Kevin Sampsell is the publisher of indie press Future Tense Books, and longtime events coordinator and small press buyer for Powell's City of Books (that would be the largest independent bookstore in the world, thank you) in Portland, Oregon. His own fiction has been published widely, and he's the author of a memoir coming out from Harper Perennial in January 2010. He was nice enough to let us pester him.
Please tell everyone about who you are and what you do.
I’m Kevin Sampsell and I am a writer, small press publisher, bookstore worker, dad, and doughnut connoisseur.
The World of the Independent Bookseller: More perilous, less perilous, or equally as perilous as ten years ago? What role do you think independent bookstores will continue to play in the mysterious realm of The Future?
The world of booksellers and bookstores is more perilous and has shrunk smaller than where it was ten years ago. One of the reasons is of course the Internet and that people can buy more stuff off the web than in 1999. And then you also have big giant chain stores coming into neighborhoods and closing down two or three other places in the same zip code. Which isn’t to say that all big stores are bad. Even some of the chains can serve a good purpose when they serve a community that was lacking in the past. But independent bookstores are usually staffed by more knowledgeable and enthusiastic readers and book geeks of all stripes. It’s kind of peculiar that the world of big publishing is shrinking and people are being laid off everywhere but there are all these small presses popping up every month and releasing really engaging books. Because of that, I think independent bookstores can have a resurgence, but they have to support these new small presses more so that we can all grow together. One great example is a new place in Seattle called Pilot Books.

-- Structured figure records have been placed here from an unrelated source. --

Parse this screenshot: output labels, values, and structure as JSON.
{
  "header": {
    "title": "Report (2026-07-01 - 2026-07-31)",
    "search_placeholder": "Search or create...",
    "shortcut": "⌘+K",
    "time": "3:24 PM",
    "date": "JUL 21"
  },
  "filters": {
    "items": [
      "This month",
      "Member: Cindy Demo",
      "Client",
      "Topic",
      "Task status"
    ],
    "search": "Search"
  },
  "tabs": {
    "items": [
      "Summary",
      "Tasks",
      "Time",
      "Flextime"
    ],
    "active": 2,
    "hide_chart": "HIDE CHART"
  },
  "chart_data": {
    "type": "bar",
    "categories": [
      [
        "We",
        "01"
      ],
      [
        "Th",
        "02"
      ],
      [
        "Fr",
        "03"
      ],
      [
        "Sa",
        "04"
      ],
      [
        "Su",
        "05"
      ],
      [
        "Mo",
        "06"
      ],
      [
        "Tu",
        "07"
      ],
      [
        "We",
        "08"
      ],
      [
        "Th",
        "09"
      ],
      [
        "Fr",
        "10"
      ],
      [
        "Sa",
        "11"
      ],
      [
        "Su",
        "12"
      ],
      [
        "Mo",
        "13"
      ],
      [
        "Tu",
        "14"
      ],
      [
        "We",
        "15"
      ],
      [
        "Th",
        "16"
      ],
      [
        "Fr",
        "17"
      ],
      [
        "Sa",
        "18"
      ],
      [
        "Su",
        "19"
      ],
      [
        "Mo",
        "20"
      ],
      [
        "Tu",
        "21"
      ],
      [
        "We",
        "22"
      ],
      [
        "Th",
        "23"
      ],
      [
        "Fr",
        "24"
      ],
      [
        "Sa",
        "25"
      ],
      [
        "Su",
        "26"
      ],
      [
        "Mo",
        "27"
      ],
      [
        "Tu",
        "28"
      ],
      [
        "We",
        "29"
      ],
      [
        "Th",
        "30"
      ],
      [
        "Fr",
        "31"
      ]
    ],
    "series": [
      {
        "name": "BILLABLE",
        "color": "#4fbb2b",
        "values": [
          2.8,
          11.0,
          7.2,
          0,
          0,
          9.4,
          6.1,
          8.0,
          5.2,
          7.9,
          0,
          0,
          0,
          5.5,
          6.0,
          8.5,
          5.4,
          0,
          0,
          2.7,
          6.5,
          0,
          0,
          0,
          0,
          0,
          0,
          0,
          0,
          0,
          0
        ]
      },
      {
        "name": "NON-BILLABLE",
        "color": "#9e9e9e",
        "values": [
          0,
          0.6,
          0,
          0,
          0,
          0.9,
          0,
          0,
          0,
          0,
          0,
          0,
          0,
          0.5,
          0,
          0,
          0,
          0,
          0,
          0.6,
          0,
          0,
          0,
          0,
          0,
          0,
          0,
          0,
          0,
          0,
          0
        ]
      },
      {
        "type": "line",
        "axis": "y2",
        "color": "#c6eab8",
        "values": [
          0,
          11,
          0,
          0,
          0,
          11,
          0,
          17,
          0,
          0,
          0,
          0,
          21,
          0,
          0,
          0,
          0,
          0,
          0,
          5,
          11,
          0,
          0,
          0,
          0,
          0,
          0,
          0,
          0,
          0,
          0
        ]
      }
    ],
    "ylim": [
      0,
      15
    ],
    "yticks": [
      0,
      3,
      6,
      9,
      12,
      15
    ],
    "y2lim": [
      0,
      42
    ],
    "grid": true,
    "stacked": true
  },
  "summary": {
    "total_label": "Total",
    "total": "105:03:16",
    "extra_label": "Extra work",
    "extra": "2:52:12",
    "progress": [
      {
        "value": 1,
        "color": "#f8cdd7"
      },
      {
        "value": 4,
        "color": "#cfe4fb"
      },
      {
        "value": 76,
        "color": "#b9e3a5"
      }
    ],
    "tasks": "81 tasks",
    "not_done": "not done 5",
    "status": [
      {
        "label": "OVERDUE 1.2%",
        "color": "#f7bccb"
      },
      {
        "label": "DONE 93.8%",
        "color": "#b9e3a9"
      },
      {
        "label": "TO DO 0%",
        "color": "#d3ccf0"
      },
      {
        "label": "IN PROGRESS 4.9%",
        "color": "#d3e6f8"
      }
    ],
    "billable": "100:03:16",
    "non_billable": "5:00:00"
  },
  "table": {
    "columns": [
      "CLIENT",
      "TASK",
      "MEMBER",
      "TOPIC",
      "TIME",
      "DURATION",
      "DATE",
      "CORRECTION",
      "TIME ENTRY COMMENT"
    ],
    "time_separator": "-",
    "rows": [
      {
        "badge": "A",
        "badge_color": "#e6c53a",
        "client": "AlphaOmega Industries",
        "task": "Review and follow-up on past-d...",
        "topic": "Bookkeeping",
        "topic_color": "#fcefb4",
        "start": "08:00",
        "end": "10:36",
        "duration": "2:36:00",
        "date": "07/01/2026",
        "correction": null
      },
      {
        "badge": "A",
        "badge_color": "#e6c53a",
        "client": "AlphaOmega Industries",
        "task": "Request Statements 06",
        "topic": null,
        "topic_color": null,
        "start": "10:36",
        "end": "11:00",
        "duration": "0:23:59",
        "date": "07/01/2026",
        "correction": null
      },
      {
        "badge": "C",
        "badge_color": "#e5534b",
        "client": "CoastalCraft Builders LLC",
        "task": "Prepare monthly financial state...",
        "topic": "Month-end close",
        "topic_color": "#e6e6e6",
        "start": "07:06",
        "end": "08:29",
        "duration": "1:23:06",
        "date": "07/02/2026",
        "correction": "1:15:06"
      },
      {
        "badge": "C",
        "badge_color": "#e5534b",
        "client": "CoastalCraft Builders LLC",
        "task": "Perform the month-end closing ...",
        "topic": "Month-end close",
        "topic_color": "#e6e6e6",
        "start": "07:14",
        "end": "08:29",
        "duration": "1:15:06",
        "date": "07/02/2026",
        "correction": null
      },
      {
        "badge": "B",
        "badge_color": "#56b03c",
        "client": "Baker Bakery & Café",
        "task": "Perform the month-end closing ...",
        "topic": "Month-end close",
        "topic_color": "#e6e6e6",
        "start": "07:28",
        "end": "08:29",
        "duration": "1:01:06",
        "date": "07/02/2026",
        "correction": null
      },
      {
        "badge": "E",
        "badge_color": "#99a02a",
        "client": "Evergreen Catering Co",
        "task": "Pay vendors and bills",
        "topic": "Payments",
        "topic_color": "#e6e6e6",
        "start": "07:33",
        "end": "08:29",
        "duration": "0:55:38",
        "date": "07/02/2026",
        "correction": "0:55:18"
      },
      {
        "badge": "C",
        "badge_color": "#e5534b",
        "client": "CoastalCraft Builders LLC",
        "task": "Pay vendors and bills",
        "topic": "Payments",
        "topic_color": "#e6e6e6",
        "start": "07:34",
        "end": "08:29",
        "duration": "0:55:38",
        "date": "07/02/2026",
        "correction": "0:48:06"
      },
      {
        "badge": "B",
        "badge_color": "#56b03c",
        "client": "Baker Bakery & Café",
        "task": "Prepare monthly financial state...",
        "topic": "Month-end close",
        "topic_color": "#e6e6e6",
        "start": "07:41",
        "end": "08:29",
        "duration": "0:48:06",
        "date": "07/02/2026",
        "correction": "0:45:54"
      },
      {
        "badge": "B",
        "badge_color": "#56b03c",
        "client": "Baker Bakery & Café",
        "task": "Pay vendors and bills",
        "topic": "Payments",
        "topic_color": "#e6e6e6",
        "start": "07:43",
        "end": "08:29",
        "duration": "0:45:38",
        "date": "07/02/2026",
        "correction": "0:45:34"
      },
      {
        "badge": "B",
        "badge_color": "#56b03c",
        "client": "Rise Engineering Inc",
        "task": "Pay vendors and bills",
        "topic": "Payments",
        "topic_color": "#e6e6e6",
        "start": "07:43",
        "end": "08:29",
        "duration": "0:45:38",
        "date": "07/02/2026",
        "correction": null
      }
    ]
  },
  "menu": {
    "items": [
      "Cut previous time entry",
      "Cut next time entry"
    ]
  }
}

Is it totally deluded to think the paper book will never die out altogether? How do you feel about e-books and online content?
I think it’s pretty dumb to really think that paper books will ever die. Even if we run out of trees and have to start hiring underground rebels to print things on some weird corn-cotton hybrid paper, they will stay alive. I like E-books and online content too though. It depends on the type of book. If it’s fairly short I don’t mind reading an e-book or a story on-line. I can’t imagine reading anything longer than 10,000 words in one sitting off a computer though. When it comes to books vs screens, I prefer books, but there’s still a range of quality. A website can be just as boring or painful as a badly produced book. A really cool website can be just as thrilling as a fancy book from McSweeney’s or Chronicle.
What are a few books you've read lately that you've been pleased by?
My favorite book this year so far is Everything Ravaged, Everything Burned by Wells Tower. It’s just a masterful and greatly entertaining collection of stories. Also, The Alcoholic , a graphic novel by Jonathan Ames (illustrated by Dean Haspiel) was super good. Hold on—let me consult my Goodreads page. Oh, yeah—these were also great “5-star” reads for me this year: The Girl with Brown Fur by Stacey Levine, The Cradle by Patrick Sommerville, Some Things That Meant the World to Me by Joshua Mohr, Ablutions by Patrick DeWitt, and The Adderall Diaries by Stephen Elliott. And of course, there are the books I’ve published, like Chelsea Martin’s Everything Was Fine Until Whatever and the newest release, Put Your Head In My Lap by Claudia Smith.
What's most exciting to you about working in the indie world, and having your own publishing company?
I am enormously lucky to be where I’m at now. I’ve been publishing for almost twenty years now and working at Powell’s for twelve years. I feel like I’m able to keep my fingers on the pulse of things pretty easily. And when you’ve been doing this stuff for as long as I have, you develop great relationships as well—not just with writers and publishers, but with readers and fans. One of the biggest thrills for me, always, is releasing a book by someone who is getting better and better as a writer. I love feeling like I’m helping these authors get more readers, more respect, and more recognition—that I might be their stepping stone to something bigger.In January, I even get to graduate to the big press world for a while—Harper Perennial is publishing my memoir, A Common Pornography , and I even get to do a big tour and see my name in ads and stuff like that. It’s pretty crazy. You might think that some of the hardcore Indie-or-Die kind of folks would think I’ve sold out or something, but I haven’t detected any of that weirdness at all. Everyone has been really happy for me. And I’m still going to be stapling chapbooks in my kitchen for the next several years.